Shortly after the promotion of several high-flying female MPs during David Cameron's Cabinet reshuffle, the Daily Mail's front page headline read: "Thigh-flashing Esther and the battle of the Downing St catwalk." Inside the paper, the bleakly predictable double-page spread then took to dissecting the outfit choices of the new ministers.
Esther McVey was advised to "tone it down a little for attending cabinet meetings" – as her dress had the potential to make politicians hot under the collar. Her appearance was then dissected piece by piece. Shoes? Made her legs too long. Handbag? Too "dated". McVey's hair? A success for its "movement and volume", apparently.
Sexism towards female politicians is nothing new and neither is sexism in the media. McVey and her eight political colleagues are reduced to nothing more than coat-hangers, rather than women of power. Nonetheless, the Employment Minister, who was handed a small promotion on Monday allowing her to attend Cabinet, diplomatically dismissed the comments.

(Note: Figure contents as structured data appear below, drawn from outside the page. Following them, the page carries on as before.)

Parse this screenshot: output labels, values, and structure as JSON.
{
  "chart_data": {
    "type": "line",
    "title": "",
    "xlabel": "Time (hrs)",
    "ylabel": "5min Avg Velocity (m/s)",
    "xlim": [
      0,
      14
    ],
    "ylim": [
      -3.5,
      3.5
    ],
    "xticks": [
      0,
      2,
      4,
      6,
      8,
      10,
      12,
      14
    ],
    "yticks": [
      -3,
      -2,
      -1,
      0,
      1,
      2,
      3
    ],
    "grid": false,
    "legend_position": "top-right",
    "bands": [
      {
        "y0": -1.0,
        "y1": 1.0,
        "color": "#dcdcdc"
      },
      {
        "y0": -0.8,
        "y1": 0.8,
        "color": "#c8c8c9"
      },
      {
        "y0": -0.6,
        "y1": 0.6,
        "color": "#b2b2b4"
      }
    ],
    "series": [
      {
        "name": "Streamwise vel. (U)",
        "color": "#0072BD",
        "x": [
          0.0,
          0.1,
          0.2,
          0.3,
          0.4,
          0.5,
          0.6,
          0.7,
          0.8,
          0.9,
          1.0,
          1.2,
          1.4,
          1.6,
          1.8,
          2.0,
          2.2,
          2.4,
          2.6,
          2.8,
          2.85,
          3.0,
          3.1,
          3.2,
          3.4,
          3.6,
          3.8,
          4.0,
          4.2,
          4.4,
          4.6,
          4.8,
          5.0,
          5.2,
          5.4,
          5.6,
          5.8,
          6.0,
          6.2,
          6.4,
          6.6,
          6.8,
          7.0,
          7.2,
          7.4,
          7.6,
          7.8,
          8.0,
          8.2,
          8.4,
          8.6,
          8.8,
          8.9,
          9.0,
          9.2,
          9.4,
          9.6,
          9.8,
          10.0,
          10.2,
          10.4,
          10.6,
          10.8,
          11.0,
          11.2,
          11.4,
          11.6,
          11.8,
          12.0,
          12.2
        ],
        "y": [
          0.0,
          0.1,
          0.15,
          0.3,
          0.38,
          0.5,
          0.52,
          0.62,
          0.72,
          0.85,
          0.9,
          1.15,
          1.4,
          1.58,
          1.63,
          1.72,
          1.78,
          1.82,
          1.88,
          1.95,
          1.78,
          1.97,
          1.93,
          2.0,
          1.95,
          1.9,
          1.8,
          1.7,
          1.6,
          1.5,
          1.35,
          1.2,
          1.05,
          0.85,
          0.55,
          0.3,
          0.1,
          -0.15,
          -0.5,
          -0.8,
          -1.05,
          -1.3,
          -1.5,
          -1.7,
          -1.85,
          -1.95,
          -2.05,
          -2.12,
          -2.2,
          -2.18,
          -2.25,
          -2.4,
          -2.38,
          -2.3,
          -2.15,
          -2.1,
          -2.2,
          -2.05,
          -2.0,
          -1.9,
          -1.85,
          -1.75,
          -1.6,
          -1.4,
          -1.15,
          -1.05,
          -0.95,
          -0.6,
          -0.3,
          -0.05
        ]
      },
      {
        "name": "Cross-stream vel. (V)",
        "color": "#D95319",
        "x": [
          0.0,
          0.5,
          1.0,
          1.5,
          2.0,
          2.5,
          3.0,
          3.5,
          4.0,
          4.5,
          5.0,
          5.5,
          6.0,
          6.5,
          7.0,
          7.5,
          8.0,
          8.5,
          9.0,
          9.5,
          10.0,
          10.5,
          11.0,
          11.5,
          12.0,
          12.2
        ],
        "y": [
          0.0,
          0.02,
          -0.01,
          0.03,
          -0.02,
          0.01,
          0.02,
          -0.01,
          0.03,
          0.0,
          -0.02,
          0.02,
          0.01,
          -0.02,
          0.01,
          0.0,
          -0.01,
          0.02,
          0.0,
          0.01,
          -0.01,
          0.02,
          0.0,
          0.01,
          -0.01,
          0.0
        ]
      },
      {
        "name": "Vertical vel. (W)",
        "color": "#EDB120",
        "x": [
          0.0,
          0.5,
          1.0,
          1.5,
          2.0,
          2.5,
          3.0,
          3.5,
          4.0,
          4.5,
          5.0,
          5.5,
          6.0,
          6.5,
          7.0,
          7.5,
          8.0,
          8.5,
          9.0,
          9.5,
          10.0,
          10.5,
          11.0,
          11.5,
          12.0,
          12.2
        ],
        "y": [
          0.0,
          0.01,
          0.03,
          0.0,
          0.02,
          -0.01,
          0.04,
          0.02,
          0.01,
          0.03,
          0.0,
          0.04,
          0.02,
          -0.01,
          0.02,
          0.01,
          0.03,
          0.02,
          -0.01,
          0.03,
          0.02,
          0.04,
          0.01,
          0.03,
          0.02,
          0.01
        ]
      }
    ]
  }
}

"All I can say is it's fantastic having women in powerful positions in the newspapers, and if that meant that we were walking – you might call it, or the papers might have called it, the catwalk – we were walking into Number 10 Downing Street there," she said, adding that glamorous female politicians may inspire young girls into a career in politics.
While McVey is absolutely right to advocate powerful women, it is disheartening to think that the only way to encourage young women into politics is by appearance. Only 22% of UK MPs are female, and even after Cameron's window-dressing attempt to win over the female vote in the reshuffle, only five of the 17 full Tory Cabinet members are women.
Female representation in parliament is still incredibly low, and in a political age where female politicians are continually sidelined in favour of old Etonians, numerous issues affecting women go unaddressed. Welfare reforms disproportionately impact women, and gaps in the law around domestic violence still enable perpetrators to avoid prosecution.
It is hard to imagine the Mail's article would do anything to encourage political aspiration. It advocates a 1950s view of women – to look pretty and be quiet, and leave the important jobs to the men. It reduces successful females to nothing more than a skirt, and the disapproving tone of piece widens the gulf between the way male and female politicians are treated.
Has Nick Clegg ever been described as "sashaying" into No 10? The Deputy Prime Minister cunningly used this debate on 'Cameron's Cuties' as a chance to have a sideswipe at the Daily Mail in his barbed tweet.
The other eight politicians also received similar treatment. Liz Truss, the incoming environment secretary, was dubbed a "little bit too Eighties air hostess". Anna Sourby, the new Under-Secretary of State for the Ministry of Defence, was likened to Thatcher for her "helmet hair". And so on.
Powerful figures are a rare sight in Westminster and the article does nothing to inspire women into embarking on a political career. Cameron has been frequently lambasted by Labour for his commitment in 2009, that if elected, he wanted a third of his minister to be female. To meet this target, the prime minister would have to appoint 41 female ministers, and after the reshuffle, there are just nine. We need more female politicians, but it is going to take more than glamour.